Przy trumnie modlili się członkowie najbliższej rodziny zmarłego prezydenta: jego brat Jarosław Kaczyński i córka Marta. Zmarłemu prezydentowi hołd oddali marszałkowie Sejmu i Senatu Bronisław Komorowski i Bogdan Borusewicz, premier Donald Tusk, a także współpracownicy Lecha Kaczyńskiego. "Stoimy nad trumną Pierwszego Obywatela Najjaśniejszej Rzeczypospolitej, pana prezydenta Lecha Kaczyńskiego" - powiedział, modląc się nad trumną biskup Budzik.
"W smutku, żalu i bólu jednoczy się z nami cała ojczyzna i rodacy rozproszeni po wszystkich kontynentach. Ale na tę trumnę i na całą zdrętwiałą z bólu ojczyznę pada blask słońca. Tego słońca, które nigdy nie zachodzi, którym jest Jezus Chrystus zmartwychwstały. Do niego kierujemy naszą modlitwę" - powiedział sekretarz Episkopatu.
Po ceremonii kondukt z trumną przejechał ulicami Warszawy. Przejazd obserwowały tłumy ludzi. W hołdzie prezydentowi niektórzy rzucali kwiaty, żegnali się. Wiele osób płakało. Najwięcej osób zebrało się przed Pałacem Prezydenckim. Ale już w okolicach placu Zawiszy pobocza oraz okoliczne przystanki szczelnie wypełnione były ludźmi.

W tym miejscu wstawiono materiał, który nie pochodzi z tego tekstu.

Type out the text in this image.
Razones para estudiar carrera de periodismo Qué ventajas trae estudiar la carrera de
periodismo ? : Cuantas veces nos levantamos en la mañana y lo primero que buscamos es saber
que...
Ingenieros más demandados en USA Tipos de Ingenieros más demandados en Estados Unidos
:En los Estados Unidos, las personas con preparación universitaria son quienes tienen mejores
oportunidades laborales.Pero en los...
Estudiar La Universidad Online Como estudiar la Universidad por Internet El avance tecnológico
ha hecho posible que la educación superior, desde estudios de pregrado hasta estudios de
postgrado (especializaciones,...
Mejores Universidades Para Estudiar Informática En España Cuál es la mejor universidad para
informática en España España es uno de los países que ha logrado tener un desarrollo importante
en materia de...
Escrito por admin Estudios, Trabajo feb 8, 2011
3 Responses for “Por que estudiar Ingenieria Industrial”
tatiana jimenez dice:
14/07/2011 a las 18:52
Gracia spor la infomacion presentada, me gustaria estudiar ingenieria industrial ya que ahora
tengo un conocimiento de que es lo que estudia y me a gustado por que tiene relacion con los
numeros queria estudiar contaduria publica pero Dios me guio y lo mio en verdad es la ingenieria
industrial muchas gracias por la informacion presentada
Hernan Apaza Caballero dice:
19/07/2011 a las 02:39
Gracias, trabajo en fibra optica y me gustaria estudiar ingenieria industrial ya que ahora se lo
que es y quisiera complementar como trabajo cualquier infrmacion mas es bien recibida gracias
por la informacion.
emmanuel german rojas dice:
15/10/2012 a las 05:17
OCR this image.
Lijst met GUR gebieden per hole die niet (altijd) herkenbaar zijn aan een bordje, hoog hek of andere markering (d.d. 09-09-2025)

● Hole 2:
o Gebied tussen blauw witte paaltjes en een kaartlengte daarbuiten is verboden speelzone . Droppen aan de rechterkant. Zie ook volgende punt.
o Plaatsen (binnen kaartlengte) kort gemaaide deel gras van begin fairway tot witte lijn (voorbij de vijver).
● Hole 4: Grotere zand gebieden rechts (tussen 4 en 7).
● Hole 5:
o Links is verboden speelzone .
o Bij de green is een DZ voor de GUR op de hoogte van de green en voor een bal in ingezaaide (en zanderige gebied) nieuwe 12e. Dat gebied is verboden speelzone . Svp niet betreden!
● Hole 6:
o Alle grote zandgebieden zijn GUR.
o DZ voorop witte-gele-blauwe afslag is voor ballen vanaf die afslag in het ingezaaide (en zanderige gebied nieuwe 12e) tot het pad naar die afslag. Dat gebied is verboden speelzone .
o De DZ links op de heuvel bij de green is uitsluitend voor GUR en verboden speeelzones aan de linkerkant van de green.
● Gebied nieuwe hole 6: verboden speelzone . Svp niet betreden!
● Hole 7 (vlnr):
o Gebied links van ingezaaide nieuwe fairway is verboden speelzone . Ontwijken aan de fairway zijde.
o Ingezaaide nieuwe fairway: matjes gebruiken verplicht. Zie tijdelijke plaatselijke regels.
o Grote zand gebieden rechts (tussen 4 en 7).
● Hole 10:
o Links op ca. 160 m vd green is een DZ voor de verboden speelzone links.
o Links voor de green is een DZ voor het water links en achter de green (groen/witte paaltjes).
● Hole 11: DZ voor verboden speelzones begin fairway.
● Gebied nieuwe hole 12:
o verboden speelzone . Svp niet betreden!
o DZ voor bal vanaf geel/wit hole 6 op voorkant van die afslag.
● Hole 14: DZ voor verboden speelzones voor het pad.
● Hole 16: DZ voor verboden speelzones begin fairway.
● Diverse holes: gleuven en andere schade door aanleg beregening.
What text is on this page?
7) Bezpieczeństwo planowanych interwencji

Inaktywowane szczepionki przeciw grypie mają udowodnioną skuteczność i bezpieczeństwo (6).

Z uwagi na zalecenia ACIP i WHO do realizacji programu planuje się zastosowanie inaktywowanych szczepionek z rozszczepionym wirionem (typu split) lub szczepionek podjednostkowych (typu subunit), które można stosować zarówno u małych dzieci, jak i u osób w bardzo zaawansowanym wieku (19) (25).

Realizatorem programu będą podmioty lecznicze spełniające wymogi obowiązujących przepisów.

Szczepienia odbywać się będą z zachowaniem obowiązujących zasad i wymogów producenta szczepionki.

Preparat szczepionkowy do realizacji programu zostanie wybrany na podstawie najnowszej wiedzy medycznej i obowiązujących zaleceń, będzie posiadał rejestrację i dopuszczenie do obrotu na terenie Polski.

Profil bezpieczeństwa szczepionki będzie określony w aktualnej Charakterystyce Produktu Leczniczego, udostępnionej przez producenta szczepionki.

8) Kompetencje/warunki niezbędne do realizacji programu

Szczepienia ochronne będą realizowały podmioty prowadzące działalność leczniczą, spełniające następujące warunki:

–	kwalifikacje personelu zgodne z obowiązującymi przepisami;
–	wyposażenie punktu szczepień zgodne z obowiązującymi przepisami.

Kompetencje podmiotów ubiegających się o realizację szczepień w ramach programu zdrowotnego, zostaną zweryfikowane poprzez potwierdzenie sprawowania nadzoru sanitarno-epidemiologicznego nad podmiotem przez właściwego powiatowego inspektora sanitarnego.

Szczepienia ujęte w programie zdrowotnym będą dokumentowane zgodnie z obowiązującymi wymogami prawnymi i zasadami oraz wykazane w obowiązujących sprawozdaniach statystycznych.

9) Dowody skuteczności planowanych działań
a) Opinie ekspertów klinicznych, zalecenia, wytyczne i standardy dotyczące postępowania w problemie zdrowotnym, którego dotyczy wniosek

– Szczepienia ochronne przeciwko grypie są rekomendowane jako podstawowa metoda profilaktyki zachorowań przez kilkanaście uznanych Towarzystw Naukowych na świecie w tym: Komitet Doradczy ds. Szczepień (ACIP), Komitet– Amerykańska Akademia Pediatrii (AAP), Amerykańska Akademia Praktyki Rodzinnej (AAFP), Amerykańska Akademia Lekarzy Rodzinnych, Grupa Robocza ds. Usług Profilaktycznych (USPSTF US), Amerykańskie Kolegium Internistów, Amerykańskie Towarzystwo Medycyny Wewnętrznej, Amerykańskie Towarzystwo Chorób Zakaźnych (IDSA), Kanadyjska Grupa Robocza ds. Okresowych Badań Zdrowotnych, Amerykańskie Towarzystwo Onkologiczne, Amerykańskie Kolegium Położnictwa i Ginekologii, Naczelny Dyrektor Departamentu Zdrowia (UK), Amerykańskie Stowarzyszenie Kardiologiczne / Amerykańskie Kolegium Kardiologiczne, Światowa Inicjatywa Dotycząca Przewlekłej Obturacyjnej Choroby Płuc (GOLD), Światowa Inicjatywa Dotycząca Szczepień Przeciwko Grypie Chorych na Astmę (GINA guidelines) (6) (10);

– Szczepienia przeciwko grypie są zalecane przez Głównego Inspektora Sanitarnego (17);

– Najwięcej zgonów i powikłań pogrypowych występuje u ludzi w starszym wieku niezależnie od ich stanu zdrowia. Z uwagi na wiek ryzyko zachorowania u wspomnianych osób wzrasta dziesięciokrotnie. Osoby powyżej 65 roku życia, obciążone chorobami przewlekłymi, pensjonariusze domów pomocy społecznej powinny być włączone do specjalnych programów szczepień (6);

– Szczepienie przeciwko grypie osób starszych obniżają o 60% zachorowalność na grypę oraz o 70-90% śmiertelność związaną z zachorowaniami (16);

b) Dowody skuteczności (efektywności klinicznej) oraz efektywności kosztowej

Uroczysty kondukt powoli przejechał ulicami Żwirki i Wigury, Krzyckiego, Raszyńską, Alejami Jerozolimskimi, przez rondo Dmowskiego, Marszałkowską, przez Plac Bankowy, Senatorską, Miodową i Krakowskim Przedmieściem do Pałacu.
p
Trumna została przeniesiona do kaplicy w Pałacu Prezydenckim, by umożliwić rodzinie ostatnie pożegnanie. Kwestie dotyczące pogrzebu mają zostać ustalone z rodziną prezydenta i przedstawicielami Kancelarii Prezydenta, którzy mają przekazać dalsze informacje w tej sprawie.